Atas ijin Allah Yang Maha Penyantun (Al-Khaliim) apakah kita semua boleh menyebut, pemerintahan ini adalah pemerintahan yang mendapat santunan Allah atas taburan Syafa’at Rasulullah? Karena tidak ada satu pun Presiden di Indonesia, kecuali Presiden Jokowi, yang mendapat gelombang pengunjuk rasa hingga dua juta jiwa lebih, serta mendapat bonus puluhan juta lantunan Sholawat mengalir, membasahi seluruh ruangan istana. Tapi, sayangnya, yang basah kuyup oleh Sholawat di dalam Istana Negara hanya Wakil Presiden Jusuf Kalla bersama para aparat yang bertugas pada hari itu. 

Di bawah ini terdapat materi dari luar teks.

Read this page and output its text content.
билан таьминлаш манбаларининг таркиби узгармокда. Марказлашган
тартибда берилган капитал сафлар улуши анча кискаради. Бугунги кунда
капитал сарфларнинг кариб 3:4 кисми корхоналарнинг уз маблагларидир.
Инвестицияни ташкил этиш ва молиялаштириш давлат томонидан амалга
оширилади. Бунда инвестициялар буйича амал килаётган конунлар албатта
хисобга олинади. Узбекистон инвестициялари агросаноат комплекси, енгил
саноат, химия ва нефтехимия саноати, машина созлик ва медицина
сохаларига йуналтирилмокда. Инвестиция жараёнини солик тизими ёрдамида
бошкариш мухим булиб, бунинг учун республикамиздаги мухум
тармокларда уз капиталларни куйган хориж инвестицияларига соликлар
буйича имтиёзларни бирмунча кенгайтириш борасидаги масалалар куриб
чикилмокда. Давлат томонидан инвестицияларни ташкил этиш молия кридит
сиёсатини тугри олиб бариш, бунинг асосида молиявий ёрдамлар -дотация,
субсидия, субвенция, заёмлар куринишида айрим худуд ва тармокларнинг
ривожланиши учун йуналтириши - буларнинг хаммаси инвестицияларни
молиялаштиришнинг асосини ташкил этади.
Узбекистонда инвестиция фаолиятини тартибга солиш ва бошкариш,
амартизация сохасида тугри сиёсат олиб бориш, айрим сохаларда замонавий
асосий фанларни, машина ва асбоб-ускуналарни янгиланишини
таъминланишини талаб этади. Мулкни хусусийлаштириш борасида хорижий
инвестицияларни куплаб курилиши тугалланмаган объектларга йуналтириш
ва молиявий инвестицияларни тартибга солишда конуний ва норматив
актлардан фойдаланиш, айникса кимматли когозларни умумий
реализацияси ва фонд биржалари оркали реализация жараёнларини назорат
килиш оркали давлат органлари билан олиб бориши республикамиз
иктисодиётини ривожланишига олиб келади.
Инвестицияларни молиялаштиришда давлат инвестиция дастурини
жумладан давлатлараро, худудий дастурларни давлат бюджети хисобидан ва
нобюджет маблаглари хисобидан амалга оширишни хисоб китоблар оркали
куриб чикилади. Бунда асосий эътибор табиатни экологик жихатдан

Segala puji bagi Allah Yang Maha Menyesatkan dan Menghinakan mahluknya (Al-Mudzil), sehingga lidah Ahok tersesat mengucap kata “Dibohongi Al-Maidah 51, macem-macem itu”. Sehingga, paska peristiwa 411, barangkali atas kehendak Allah Yang Maha Menyempitkan (Al-Qoobidhl), ruang gerak Ahok menjadi sempit ketika melakukan kampanye di berbagai tempat. Berkali-kali, dengan kawalan 800 personel kepolisian, Ahok diboikot dan ditolak oleh para warga yang didatangi Ahok untuk kampanye. Bahkan, RT dan RW di Jakarta yang acuh tak acuh dan tak mau salaman ketika disambangi Ahok. 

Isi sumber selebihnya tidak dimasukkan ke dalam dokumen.